Geçmişte yaşanan bu kuyruk fotoğraflarının belki nostaljik bir değeri olabilir ama, yaşadığımız dönem açısından pek memnuniyet verici bir görüntü olmadığı kesin.
Hele de bu görüntüler AK Parti iktidarı döneminde yaşanıyorsa... Unutmayalım, Türkiye AK Parti iktidarıyla birlikte hem ekonomik kalkınmada, hem de demokratik değerler anlamında önemli mesafeler kaydetti. Ve en önemlisi de AK Parti bütün bu atılımları gerçekleştirirken ekonomi-demokrasi dengesini uluslararası standartlarda götürmeyi başarmış olmasıdır.

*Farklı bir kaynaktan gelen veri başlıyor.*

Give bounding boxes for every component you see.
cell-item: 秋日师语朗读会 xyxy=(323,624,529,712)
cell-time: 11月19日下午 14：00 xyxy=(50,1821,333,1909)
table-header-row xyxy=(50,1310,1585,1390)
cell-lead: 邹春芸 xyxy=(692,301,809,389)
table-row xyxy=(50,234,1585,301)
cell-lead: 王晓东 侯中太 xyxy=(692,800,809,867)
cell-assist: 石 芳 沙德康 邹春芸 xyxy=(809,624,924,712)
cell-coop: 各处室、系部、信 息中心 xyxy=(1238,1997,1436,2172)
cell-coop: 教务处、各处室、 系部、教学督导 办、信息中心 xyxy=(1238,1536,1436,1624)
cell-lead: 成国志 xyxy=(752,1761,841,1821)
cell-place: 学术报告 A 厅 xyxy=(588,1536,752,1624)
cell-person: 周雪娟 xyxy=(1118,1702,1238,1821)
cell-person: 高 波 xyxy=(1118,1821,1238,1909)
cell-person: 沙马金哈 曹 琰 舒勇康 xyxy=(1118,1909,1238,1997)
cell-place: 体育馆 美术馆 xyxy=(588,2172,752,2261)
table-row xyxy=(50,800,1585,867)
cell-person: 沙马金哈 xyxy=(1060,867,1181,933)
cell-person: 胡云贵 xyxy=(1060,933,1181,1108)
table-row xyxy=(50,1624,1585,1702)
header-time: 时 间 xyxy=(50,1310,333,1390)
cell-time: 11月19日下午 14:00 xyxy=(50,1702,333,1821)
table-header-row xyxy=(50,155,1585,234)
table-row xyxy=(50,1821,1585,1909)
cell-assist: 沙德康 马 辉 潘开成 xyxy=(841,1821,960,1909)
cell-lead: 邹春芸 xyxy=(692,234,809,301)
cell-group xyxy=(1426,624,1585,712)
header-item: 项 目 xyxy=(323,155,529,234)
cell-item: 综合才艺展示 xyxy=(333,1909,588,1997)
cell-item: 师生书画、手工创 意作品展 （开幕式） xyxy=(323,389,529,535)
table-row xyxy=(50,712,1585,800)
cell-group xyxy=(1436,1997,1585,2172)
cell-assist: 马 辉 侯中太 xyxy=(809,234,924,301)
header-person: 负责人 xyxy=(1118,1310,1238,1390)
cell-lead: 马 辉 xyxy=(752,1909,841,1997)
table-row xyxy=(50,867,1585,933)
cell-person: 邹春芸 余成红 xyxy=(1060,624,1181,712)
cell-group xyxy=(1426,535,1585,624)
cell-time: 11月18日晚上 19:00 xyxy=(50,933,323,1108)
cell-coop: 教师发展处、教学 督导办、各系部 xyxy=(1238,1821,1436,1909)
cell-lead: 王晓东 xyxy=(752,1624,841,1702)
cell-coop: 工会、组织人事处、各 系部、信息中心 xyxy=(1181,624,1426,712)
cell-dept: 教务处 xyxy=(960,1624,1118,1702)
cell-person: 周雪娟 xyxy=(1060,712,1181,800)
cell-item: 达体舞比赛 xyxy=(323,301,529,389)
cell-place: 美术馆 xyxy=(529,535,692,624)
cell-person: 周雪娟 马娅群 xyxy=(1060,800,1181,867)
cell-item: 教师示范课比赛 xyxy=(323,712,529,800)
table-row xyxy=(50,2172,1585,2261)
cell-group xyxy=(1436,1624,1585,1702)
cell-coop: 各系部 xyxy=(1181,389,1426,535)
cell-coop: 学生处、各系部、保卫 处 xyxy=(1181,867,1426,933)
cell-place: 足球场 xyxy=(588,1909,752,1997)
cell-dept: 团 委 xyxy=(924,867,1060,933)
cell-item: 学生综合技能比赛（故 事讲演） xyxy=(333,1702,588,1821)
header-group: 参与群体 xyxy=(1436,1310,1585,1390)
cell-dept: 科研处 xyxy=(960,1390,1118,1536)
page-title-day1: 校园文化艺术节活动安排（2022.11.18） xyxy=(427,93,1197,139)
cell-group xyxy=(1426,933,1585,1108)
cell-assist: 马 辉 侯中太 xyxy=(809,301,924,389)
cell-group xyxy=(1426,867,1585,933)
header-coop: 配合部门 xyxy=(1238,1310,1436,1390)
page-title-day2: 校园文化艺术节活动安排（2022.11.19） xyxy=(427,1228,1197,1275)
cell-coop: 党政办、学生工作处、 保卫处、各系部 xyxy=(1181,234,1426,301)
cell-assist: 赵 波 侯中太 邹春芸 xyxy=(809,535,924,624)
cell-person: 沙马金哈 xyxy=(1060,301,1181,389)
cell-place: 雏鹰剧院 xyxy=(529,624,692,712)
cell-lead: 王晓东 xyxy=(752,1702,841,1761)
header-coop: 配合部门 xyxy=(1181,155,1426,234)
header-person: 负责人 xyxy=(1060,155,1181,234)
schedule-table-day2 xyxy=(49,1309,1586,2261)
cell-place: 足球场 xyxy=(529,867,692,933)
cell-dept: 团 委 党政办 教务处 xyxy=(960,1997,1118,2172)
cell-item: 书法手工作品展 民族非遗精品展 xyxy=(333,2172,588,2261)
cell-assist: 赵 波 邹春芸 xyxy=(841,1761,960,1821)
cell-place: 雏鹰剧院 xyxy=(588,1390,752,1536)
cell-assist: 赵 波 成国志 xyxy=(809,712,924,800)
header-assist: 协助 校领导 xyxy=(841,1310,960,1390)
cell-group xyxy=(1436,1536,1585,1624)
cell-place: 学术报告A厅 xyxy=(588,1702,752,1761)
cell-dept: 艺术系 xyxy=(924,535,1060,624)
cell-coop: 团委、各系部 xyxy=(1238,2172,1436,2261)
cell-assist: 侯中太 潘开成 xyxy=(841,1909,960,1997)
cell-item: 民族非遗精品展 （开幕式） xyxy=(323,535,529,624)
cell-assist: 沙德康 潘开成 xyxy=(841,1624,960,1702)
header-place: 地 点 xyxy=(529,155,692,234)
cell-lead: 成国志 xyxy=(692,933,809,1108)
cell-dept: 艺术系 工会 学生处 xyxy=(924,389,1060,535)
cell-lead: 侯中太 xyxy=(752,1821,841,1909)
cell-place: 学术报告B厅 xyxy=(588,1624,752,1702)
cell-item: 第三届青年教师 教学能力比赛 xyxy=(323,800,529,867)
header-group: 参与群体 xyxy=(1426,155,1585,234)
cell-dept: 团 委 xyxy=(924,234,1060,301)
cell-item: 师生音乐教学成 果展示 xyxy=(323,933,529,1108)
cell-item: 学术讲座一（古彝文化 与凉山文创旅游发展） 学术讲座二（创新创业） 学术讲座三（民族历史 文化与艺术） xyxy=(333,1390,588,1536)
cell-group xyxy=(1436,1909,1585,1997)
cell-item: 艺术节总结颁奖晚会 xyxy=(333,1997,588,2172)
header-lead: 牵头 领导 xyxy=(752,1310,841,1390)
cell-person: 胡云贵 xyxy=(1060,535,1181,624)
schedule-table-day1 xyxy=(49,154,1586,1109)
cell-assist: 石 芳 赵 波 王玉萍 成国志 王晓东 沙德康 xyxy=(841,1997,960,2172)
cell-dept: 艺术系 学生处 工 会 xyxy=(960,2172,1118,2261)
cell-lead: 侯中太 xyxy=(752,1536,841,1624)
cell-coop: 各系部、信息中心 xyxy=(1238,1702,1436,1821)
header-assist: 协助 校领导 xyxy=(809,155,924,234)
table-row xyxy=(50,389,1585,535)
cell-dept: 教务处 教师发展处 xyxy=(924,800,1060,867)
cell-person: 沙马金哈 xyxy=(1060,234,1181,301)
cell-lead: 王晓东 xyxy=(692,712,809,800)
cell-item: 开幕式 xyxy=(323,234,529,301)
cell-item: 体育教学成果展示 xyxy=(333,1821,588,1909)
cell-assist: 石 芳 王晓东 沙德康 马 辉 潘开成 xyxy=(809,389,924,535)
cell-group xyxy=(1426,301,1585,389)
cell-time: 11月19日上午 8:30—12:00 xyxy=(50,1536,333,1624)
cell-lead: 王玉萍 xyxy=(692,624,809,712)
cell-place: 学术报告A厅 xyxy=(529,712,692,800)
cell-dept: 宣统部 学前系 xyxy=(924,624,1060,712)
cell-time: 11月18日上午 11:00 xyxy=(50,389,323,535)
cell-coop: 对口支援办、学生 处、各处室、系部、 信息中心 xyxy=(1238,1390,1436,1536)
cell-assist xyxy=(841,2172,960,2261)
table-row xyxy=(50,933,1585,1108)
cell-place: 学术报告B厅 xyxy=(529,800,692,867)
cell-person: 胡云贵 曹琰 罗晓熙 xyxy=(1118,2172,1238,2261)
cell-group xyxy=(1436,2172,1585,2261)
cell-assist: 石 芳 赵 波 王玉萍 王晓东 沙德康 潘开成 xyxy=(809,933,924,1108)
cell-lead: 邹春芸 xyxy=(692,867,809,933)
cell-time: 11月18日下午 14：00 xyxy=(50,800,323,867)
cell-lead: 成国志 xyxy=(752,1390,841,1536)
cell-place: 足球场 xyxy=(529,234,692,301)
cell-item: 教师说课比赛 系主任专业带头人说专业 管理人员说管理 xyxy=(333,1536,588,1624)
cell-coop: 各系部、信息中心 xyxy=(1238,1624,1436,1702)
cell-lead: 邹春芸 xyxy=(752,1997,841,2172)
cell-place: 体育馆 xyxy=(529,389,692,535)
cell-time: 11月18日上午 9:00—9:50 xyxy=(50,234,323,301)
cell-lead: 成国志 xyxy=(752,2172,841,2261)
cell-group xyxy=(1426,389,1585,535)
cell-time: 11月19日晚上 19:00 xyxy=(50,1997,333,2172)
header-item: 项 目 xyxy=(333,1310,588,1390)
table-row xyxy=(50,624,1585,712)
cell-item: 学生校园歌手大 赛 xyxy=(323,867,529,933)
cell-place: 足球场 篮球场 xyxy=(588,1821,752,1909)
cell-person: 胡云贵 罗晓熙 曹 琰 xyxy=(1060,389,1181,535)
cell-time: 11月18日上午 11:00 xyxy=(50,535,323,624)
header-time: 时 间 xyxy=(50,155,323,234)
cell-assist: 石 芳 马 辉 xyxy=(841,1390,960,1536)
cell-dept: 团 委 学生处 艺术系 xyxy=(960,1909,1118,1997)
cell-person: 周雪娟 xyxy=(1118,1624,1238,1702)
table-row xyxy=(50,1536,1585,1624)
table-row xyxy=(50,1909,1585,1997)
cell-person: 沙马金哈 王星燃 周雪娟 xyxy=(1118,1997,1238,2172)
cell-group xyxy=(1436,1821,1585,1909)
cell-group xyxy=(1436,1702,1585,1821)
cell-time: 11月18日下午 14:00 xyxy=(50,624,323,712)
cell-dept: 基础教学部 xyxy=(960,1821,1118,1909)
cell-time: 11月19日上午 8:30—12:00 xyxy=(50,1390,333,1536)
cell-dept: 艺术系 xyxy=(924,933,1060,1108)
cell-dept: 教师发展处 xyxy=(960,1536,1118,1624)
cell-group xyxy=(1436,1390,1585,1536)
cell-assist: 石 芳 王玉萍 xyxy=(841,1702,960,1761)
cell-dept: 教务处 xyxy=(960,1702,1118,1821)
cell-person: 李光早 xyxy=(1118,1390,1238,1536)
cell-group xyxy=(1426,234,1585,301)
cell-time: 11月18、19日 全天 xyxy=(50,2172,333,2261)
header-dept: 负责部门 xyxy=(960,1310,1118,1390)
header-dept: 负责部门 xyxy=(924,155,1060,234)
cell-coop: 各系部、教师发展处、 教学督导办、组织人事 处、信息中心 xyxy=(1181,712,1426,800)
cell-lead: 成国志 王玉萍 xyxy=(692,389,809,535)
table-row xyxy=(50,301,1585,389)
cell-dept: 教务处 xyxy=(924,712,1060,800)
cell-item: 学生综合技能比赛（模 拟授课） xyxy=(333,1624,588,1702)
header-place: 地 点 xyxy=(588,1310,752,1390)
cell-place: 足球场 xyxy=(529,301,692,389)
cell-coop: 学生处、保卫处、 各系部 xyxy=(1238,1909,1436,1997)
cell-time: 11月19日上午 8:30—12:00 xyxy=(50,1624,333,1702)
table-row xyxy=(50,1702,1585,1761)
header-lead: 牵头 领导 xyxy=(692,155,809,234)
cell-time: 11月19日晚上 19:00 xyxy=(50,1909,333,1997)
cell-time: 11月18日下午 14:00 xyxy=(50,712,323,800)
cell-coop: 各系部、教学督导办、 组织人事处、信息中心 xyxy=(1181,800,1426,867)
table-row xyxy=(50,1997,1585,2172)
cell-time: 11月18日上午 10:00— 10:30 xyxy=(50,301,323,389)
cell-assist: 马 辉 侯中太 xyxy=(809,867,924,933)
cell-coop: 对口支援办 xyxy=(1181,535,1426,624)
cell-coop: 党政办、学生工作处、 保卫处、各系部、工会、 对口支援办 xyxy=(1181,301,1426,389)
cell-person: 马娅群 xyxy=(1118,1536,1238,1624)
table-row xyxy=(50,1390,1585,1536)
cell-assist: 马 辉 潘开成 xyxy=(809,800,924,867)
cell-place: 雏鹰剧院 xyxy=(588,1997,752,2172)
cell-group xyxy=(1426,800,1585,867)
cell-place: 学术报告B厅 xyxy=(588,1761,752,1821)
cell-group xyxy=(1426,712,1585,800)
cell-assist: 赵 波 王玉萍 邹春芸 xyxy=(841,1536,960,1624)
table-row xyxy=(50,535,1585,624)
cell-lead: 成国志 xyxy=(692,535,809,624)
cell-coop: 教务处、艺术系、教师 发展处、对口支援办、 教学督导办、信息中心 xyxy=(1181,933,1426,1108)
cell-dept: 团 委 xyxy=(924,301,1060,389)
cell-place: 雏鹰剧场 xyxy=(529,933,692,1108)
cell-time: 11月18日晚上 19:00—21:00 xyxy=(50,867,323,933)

Hatırlayalım, AK Parti 2002 seçim beyannamesinde dönemin iktidarlarının gerek ekonomide, gerekse demokraside sergiledikleri başarısızlıkları eleştirirken şöyle diyordu: “Uygulanan yanlış politikalar yüzünden, sağlıklı bir özelleştirme gerçekleştirememiş, devletin ekonomideki rolü azaltılamamış, servetin toplum kesimleri arasındaki dağılımında adalet sağlanamamıştır. Kamu yönetiminde yolsuzluk ve siyasal çürüme bakımından ise ülkemiz ön sıralarda yer almaktadır.
Milletimizin teşebbüs gücü, ekonomik gelişmenin en önemli kaynağıdır. Devletin ekonomideki temel rolü, piyasalarda serbest rekabet koşullarını sağlamak ve teşebbüs gücünün önündeki engelleri kaldırmaktır.”
AK Parti’nin yola çıkarken ilkeselleştirdiği gibi, devletin ekonomideki rolü serbest piyasa koşullarını sağlamak ve teşebbüs gücünün önündeki engelleri kaldırmaktır. Dolayısıyla şimdi gelinen noktada hükümetin tanzim satış mağazaları açması AK Parti’nin ilkelerine aykırı olduğu gibi, dünyadaki ekonomik gidişat açısından da çok rasyonel bir tutum da değildir.
Eğer piyasalarda bir sorun varsa, yani rekabet koşullarını ihlal eden ve haksız kazanç sağlayan bir durum sözkonusu ise, devletin görevi kuralları işletmek ve ortadaki problemi çözmektir. Devlet de zaten bunun için vardır. Ortada bir şikayet olduğuna göre, demek ki devletin kurumları görevlerini yeterince yerine getirmiyor demektir.
Ancak hemen belirtmek gerekiyor ki, devletin görevini yerine getirememesinin alternatifi piyasayı ‘eski Türkiye’de olduğu gibi yeniden devletleştirmek olmamalıdır. Artık böylesi devletçi uygulamalar Rusya’da bile çoktan tedavülden kalkmış bulunuyor. Dünyanın gittiği istikametin tersine gidemeyeceğimize göre, ekonomik gerçeklikler neyi gerektiriyorsa onu yapmak durumundayız.